Palm Sunday of the Lord's Passion
Reflection
The liturgy doesn't let you be a bystander. You wave the palms. You shout hosanna. Then you hear the Passion and find yourself in every character.
Judas: you've betrayed someone for less than thirty silver pieces. Peter: you've sworn loyalty and then denied it when it got uncomfortable. Pilate: you've known the truth and washed your hands of it because the cost of acting was too high. The crowd: you've chosen the easy option over the right one.
That's not guilt-tripping. That's the whole point. The Passion isn't about bad people doing bad things to Jesus. It's about ordinary people - people like us - caught in systems of fear, self-preservation, and cowardice.
Paul names the counter-story: though he was in the form of God, he emptied himself. While we were grasping, he was releasing. While we were running, he was walking toward the cross.

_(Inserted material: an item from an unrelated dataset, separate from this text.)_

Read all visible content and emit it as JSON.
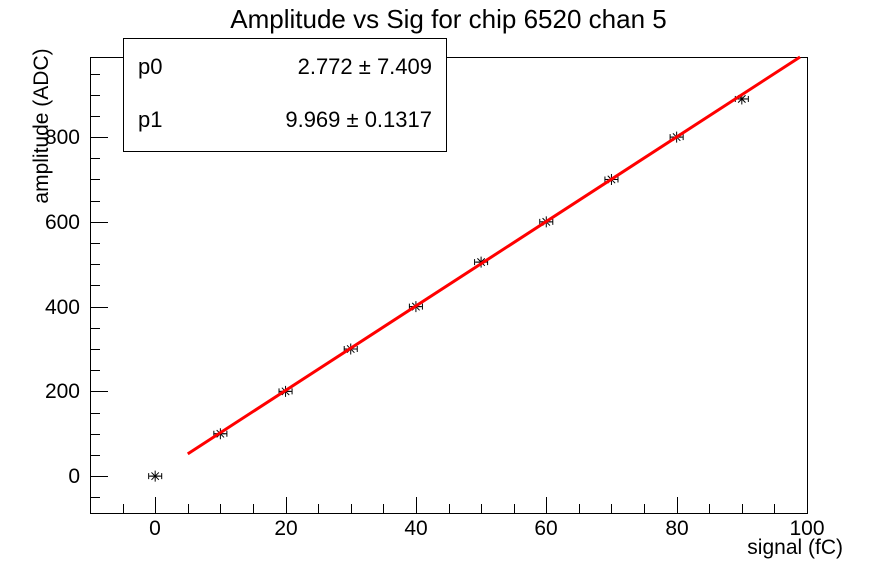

Psalm 22 is his prayer from inside the darkness: my God, my God, why have you abandoned me? Even the cry of desolation is addressed to God. Even in the worst moment, there's a You.
Take your palm home. It's not a souvenir. It's a witness. It says: I was there. I walked with him. I am in the crowd. And he died for the crowd anyway.
— Psalm 22:2My God, my God, why have you abandoned me?